According to a statement released from Mayor Eddie Girdler’s office Tuesday, the City of Somerset has re-filed legal action concerning the issuance of retail package liquor licenses by the Kentucky Department of Alcoholic Beverage Control (ABC).
While it seems like an aggressive move, that may not entirely be the case.
“We’re just asking the judge to clarify the law,” said Somerset Mayor Eddie Girdler. “Nobody knows what it is, whether us or ABC.
“They (ABC) contend that regardless of local ordinance, regardless of what any city passes, they have complete jurisdiction to do what they want,” he added. “We’re not seeking anything other than for the judge to clarify that is the law. ... Through this whole process, because there are so many cities they’re dealing with, we just feel they need to clarify exactly how to you get a license and who gets them.”
City ABC Administrator Nick Bradley confirmed that the newest lawsuit had a lot to do with simply figuring things out after they were muddled by a recent meeting with a state legislature committee.
“Really, it’s all about laws and regulations, getting those set and clarifying exacts the ins and outs of how this works,” said Bradley. “(It’s about) holding people accountable for making sure laws are followed, and making sure we’re doing the same.”
In early July, the Administrative Regulations Review Subcommittee — on which Somerset’s own State Rep. Tommy Turner sits — voted to find ABC’s regulations deficient.
This was after the ABC had agreed to grant the city five additional liquor store licenses — considered “quota” licenses, the number of which available to a city is chosen by the ABC, as well as the recipients of said licenses.
The city had fought to get more than the five liquor licenses, up to the point of filing a complaint in Pulaski Circuit Court in late January, claiming that that the initial decision by ABC to grant only five licenses — and award them to two pharmacy chains and three retailers that the city considered smaller than what they were expecting — was “arbitrary and capricious.”
The city contended that the state had failed to follow Kentucky statutes in the application of the city’s ordinance, and that the existing quota system had no current regulations to limit the numbers beyond the guidelines of county population. The ABC had used Somerset’s population to arrive at the figure of five, based on a calculation of one liquor store for ever 2,300 residents. If they had gone by county population, Somerset could have qualified for over 25 such licenses, which allow for the operation of retail stores that sell distilled spirits and wine, rather than just beer.

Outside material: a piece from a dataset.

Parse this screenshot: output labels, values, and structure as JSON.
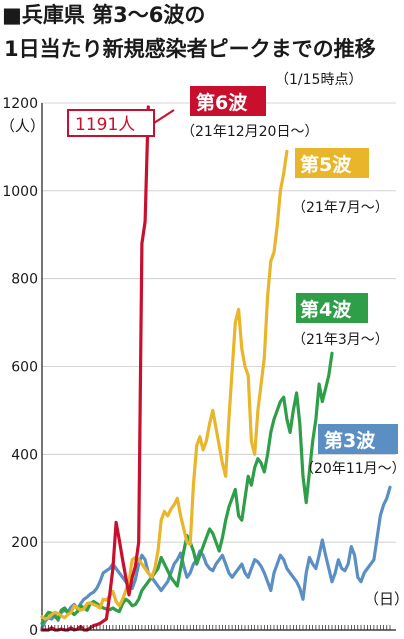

In the six months to follow, the Somerset and state ABC hammered out a deal that would compromise: five new liquor licenses for Somerset, which — the city hoped — might allow for high-volume retailers with loads of investment money to get a license and positively impact the city’s tax revenue.

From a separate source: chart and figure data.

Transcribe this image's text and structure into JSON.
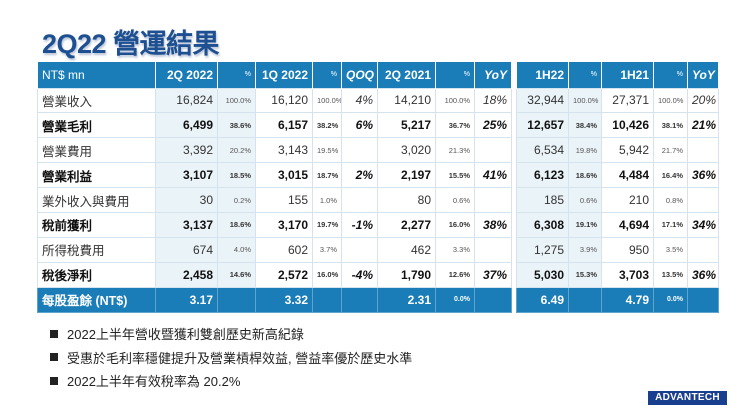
{
  "title": "2Q22 營運結果",
  "table1": {
    "headers": [
      "NT$ mn",
      "2Q 2022",
      "%",
      "1Q 2022",
      "%",
      "QOQ",
      "2Q 2021",
      "%",
      "YoY"
    ],
    "rows": [
      {
        "label": "營業收入",
        "bold": false,
        "cells": [
          "16,824",
          "100.0%",
          "16,120",
          "100.0%",
          "4%",
          "14,210",
          "100.0%",
          "18%"
        ]
      },
      {
        "label": "營業毛利",
        "bold": true,
        "cells": [
          "6,499",
          "38.6%",
          "6,157",
          "38.2%",
          "6%",
          "5,217",
          "36.7%",
          "25%"
        ]
      },
      {
        "label": "營業費用",
        "bold": false,
        "cells": [
          "3,392",
          "20.2%",
          "3,143",
          "19.5%",
          "",
          "3,020",
          "21.3%",
          ""
        ]
      },
      {
        "label": "營業利益",
        "bold": true,
        "cells": [
          "3,107",
          "18.5%",
          "3,015",
          "18.7%",
          "2%",
          "2,197",
          "15.5%",
          "41%"
        ]
      },
      {
        "label": "業外收入與費用",
        "bold": false,
        "cells": [
          "30",
          "0.2%",
          "155",
          "1.0%",
          "",
          "80",
          "0.6%",
          ""
        ]
      },
      {
        "label": "稅前獲利",
        "bold": true,
        "cells": [
          "3,137",
          "18.6%",
          "3,170",
          "19.7%",
          "-1%",
          "2,277",
          "16.0%",
          "38%"
        ]
      },
      {
        "label": "所得稅費用",
        "bold": false,
        "cells": [
          "674",
          "4.0%",
          "602",
          "3.7%",
          "",
          "462",
          "3.3%",
          ""
        ]
      },
      {
        "label": "稅後淨利",
        "bold": true,
        "cells": [
          "2,458",
          "14.6%",
          "2,572",
          "16.0%",
          "-4%",
          "1,790",
          "12.6%",
          "37%"
        ]
      }
    ],
    "eps": {
      "label": "每股盈餘 (NT$)",
      "cells": [
        "3.17",
        "",
        "3.32",
        "",
        "",
        "2.31",
        "0.0%",
        ""
      ]
    }
  },
  "table2": {
    "headers": [
      "1H22",
      "%",
      "1H21",
      "%",
      "YoY"
    ],
    "rows": [
      [
        "32,944",
        "100.0%",
        "27,371",
        "100.0%",
        "20%"
      ],
      [
        "12,657",
        "38.4%",
        "10,426",
        "38.1%",
        "21%"
      ],
      [
        "6,534",
        "19.8%",
        "5,942",
        "21.7%",
        ""
      ],
      [
        "6,123",
        "18.6%",
        "4,484",
        "16.4%",
        "36%"
      ],
      [
        "185",
        "0.6%",
        "210",
        "0.8%",
        ""
      ],
      [
        "6,308",
        "19.1%",
        "4,694",
        "17.1%",
        "34%"
      ],
      [
        "1,275",
        "3.9%",
        "950",
        "3.5%",
        ""
      ],
      [
        "5,030",
        "15.3%",
        "3,703",
        "13.5%",
        "36%"
      ]
    ],
    "eps": [
      "6.49",
      "",
      "4.79",
      "0.0%",
      ""
    ]
  },
  "bullets": [
    "2022上半年營收暨獲利雙創歷史新高紀錄",
    "受惠於毛利率穩健提升及營業槓桿效益, 營益率優於歷史水準",
    "2022上半年有效稅率為 20.2%"
  ],
  "logo": "ADVANTECH",
  "colors": {
    "header": "#1a7db8",
    "title": "#1d4f91",
    "logo": "#1b3f8f"
  }
}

That deal was on the table when the meeting with the review subcommittee took place. After they ruled the ABC’s regulations deficient — in an effort, Girdler believed, to prevent Somerset specifically from getting more competition for existing stores — that left the state in an interesting position. Girdler contended that rules would default back to the pre-existing ones that based liquor license quotas on county population, rather than that of the city.

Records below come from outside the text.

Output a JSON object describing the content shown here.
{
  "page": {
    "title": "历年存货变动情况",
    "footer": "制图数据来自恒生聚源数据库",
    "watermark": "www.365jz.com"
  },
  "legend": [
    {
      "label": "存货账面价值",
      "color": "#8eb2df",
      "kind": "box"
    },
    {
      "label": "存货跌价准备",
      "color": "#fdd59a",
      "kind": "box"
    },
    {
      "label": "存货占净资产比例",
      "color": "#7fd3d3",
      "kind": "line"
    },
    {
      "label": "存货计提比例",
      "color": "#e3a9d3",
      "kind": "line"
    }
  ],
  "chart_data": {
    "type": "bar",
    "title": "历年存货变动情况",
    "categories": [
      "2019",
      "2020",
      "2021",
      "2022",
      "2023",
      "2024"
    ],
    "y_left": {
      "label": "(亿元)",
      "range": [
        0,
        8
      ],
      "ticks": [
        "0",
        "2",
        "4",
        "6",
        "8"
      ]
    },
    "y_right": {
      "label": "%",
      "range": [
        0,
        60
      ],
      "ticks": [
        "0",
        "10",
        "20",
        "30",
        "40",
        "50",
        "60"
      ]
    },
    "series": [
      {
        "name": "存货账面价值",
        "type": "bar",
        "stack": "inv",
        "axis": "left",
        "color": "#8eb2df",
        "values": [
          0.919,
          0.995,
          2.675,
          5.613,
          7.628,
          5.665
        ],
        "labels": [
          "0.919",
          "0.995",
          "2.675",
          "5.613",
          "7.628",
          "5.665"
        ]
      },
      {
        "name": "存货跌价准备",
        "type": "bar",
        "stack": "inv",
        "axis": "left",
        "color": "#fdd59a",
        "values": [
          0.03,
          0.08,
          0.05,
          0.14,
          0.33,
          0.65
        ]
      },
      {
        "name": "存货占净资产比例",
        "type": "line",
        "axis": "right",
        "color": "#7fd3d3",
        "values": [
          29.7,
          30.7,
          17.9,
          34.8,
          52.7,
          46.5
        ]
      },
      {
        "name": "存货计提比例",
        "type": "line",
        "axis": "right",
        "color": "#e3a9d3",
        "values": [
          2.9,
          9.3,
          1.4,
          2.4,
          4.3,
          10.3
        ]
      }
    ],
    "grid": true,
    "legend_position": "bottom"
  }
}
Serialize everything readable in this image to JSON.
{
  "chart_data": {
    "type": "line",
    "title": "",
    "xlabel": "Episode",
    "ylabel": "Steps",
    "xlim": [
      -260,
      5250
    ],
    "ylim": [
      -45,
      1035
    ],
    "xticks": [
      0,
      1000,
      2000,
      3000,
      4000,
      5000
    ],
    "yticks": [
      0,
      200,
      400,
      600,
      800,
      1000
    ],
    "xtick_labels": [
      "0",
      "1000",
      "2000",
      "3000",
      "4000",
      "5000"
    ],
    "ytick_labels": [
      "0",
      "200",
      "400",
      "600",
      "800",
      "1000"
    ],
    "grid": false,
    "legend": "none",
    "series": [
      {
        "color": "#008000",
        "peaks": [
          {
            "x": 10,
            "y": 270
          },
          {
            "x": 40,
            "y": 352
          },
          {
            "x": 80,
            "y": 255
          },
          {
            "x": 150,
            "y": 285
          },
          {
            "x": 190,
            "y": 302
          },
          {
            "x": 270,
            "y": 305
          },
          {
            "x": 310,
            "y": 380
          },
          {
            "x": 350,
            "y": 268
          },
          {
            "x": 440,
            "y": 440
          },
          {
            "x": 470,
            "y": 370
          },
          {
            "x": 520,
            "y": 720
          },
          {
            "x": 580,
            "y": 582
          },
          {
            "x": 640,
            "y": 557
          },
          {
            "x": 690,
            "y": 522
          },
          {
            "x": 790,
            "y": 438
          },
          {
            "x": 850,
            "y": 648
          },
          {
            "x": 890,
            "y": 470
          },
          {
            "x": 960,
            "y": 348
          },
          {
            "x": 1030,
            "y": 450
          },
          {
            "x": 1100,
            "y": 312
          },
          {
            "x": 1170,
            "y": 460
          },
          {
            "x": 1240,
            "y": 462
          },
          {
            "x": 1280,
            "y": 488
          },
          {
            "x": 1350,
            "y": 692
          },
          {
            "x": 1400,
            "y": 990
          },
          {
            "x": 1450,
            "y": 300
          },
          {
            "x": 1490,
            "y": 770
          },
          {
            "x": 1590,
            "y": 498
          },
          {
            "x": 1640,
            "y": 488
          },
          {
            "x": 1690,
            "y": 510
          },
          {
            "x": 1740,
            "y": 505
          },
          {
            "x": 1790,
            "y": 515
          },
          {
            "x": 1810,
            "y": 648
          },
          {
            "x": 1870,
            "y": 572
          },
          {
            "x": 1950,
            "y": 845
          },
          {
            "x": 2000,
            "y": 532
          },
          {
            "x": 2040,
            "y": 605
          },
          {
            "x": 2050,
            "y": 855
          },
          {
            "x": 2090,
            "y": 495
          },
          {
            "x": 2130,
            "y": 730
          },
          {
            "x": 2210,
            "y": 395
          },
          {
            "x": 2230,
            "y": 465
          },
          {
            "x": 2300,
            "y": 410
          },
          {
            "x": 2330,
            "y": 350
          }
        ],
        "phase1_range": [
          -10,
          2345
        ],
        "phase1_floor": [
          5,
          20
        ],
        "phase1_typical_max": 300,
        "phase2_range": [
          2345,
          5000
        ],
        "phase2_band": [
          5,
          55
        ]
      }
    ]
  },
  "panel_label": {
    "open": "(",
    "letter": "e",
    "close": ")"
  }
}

“ABC has admitted that there is no current quota system for cities like Somerset, except for using the county population totals,” reads the city’s statement. “The lawsuit seeks to determine what statutes and regulations to apply in the issuance of quota licenses since no rules exist.”
A call was placed by the Commonwealth Journal to the state ABC offices for comment, but was not returned by presstime.
The statement from Girdler’s office noted that the city withdrew the original suit with the understand that the ABC would add more licenses, as the state organization went through the administrative process to approve these five new licenses and held a public hearing in which no one object.
“However, from that point, ABC has decided to again re-do the quota system and failed to complete the process,” the statement read.
“The City of Somerset contends that four of the five applicants approved by ABC would not have city licenses today except for the agreement to correct the errors made by ABC,” it continued. “To correct the errors made by ABC, the City decided to issue the licenses only under the understanding that ABC would use their discretionary authority to comply with City Ordinance.”
The decision by the subcommittee sent the issue to Gov. Steve Beshear to be resolved. Beshear can still implement the regulation, which could then only be overturned by a vote of the full General Assembly when it convenes.